Corriere del Veneto (Padova e Rovigo)
Quelle Autorità che non rispondono a nessuno
Merita qualche riflessione la risposta di Danièle Nouy, a capo della Vigilanza bancaria di BCE , al presidente del Parlamento europeo e alle altre autorità politiche, che avevano sollevato dubbi sul nuovo «giro di vite» annunciato dalla Vigilanza sulla valutazione delle sofferenze (NPL) nei bilanci delle banche. La signora Nouy fa sapere che sta svolgendo il mandato che le è stato affidato e, soprattutto, dichiara che intende mantenere il programma annunciato di rafforzamento del sistema bancario, a suo dire raggiungibile costringendo le banche a «liberarsi» dei NPL. Lasciamo ad altri ogni valutazione sull’efficacia e opportunità delle misure ventilate, ma bisogna sottolineare che l’avvento sempre più massiccio di simili autorità amministrative «indipendenti» negli ordinamenti nazionali e in quello europeo sta spostando il baricentro della decisione pubblica dagli organi legittimati democraticamente (i parlamenti, i governi) a una serie di organismi variamente denominati che si caratterizzano per le competenze settoriali, la preparazione tecnica dei componenti e l’autonomia rispetto ai governi. Autorità che nella debolezza della politica trovano alimento e le cui decisioni hanno un enorme rilievo sul funzionamento dell’economia e del mercato, ma nei cui confronti la tutela giudiziaria è assai debole.
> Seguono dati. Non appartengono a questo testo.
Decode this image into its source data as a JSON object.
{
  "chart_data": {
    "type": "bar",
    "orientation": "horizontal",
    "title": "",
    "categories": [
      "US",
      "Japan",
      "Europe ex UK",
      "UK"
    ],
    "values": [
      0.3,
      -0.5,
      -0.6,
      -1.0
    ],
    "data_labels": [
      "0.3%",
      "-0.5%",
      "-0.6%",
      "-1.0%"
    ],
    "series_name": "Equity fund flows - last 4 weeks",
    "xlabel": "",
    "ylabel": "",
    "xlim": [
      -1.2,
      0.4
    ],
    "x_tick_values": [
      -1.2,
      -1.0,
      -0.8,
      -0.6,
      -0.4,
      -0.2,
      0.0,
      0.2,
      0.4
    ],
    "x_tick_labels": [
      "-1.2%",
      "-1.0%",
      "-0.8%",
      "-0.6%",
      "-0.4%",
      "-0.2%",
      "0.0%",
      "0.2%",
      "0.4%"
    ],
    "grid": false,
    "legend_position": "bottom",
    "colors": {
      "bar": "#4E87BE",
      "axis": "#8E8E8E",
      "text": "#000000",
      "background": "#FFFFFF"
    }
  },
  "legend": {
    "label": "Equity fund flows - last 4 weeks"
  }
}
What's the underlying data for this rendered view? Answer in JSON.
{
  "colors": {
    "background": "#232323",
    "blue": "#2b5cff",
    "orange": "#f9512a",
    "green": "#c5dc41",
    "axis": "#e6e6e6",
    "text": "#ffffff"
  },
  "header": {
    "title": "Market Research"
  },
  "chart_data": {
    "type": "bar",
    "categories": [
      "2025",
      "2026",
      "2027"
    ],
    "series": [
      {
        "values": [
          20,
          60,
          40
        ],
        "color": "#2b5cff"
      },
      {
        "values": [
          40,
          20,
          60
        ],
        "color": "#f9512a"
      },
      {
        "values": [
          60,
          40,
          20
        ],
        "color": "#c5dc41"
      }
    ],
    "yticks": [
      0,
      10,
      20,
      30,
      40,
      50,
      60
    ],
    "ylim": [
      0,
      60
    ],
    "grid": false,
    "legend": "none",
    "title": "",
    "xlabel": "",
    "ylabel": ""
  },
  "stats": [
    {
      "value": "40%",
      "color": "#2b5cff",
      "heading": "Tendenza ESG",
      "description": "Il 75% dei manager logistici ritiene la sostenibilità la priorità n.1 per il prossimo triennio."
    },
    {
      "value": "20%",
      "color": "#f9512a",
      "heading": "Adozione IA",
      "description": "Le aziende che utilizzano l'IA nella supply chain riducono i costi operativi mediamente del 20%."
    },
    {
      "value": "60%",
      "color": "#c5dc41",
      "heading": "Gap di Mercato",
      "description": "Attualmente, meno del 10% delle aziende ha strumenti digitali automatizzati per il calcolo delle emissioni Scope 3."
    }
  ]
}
La legge protegge la loro indipendenza con particolari metodi di nomina e con l’affidamento di mandati così ampi da essere liberamente declinabili dalle autorità stesse che così stabiliscono gli obiettivi, le regole, le procedure, le sanzioni (e i rimedi) nei diversi settori di intervento. Negli ordinamenti come quello anglosassone e statunitense, questi organismi sono oggetto da tempo di una serrata critica per la loro scarsa legittimazione democratica. Da noi, invece, le varie autorità crescono di numero (superano ormai la dozzina) e stanno allargando via via la loro sfera di competenza e di influenza, sovrapponendosi non solo all’amministrazione ma anche al legislatore e ai giudici, in una progressione che tanto incrementa il loro ruolo quanto cresce la diffidenza nei confronti dei rappresentanti eletti dai cittadini. In definitiva non rispondendo realmente a nessuno. In tutto ciò non manca qualche ipocrisia, perché i componenti di queste autorità «indipendenti», sebbene certamente esperti e autonomi, sono pur sempre nominati dagli organi politici. E non stupisce dunque che la politica, accortasi della crescente influenza di queste autorità, cerchi di dimostrare (quando può) di esserci. L’ultimo episodio, la mozione approvata dalla Camera sulla nomina del governatore della Banca d’Italia, è molto significativo: anziché essere giudicata come il legittimo intervento dell’organo rappresentativo al massimo grado dei cittadini, qual è il Parlamento, nella scelta di una delle cariche più rilevanti dell’amministrazione pubblica, viene criticata come un’invasione di campo della politica (o di qualche politico) nei confronti della indipendenza della Banca d’Italia, compromettendone così l’autorevolezza (se non la sacralità). Certo il modo, non previsto dalla legge (e imprevisto rispetto agli accordi tessuti dietro le quinte dell’ufficialità), può suscitare comprensibili perplessità, ma potrebbe essere anche l’occasione per affrontare, senza pregiudizi e senza timidezze, il tema dei rapporti fra autorità politiche e autorità amministrative di garanzia che inciderà sempre di più sul futuro delle nostre democrazie, sul funzionamento degli apparati pubblici e sulle nostre libertà economiche e civili.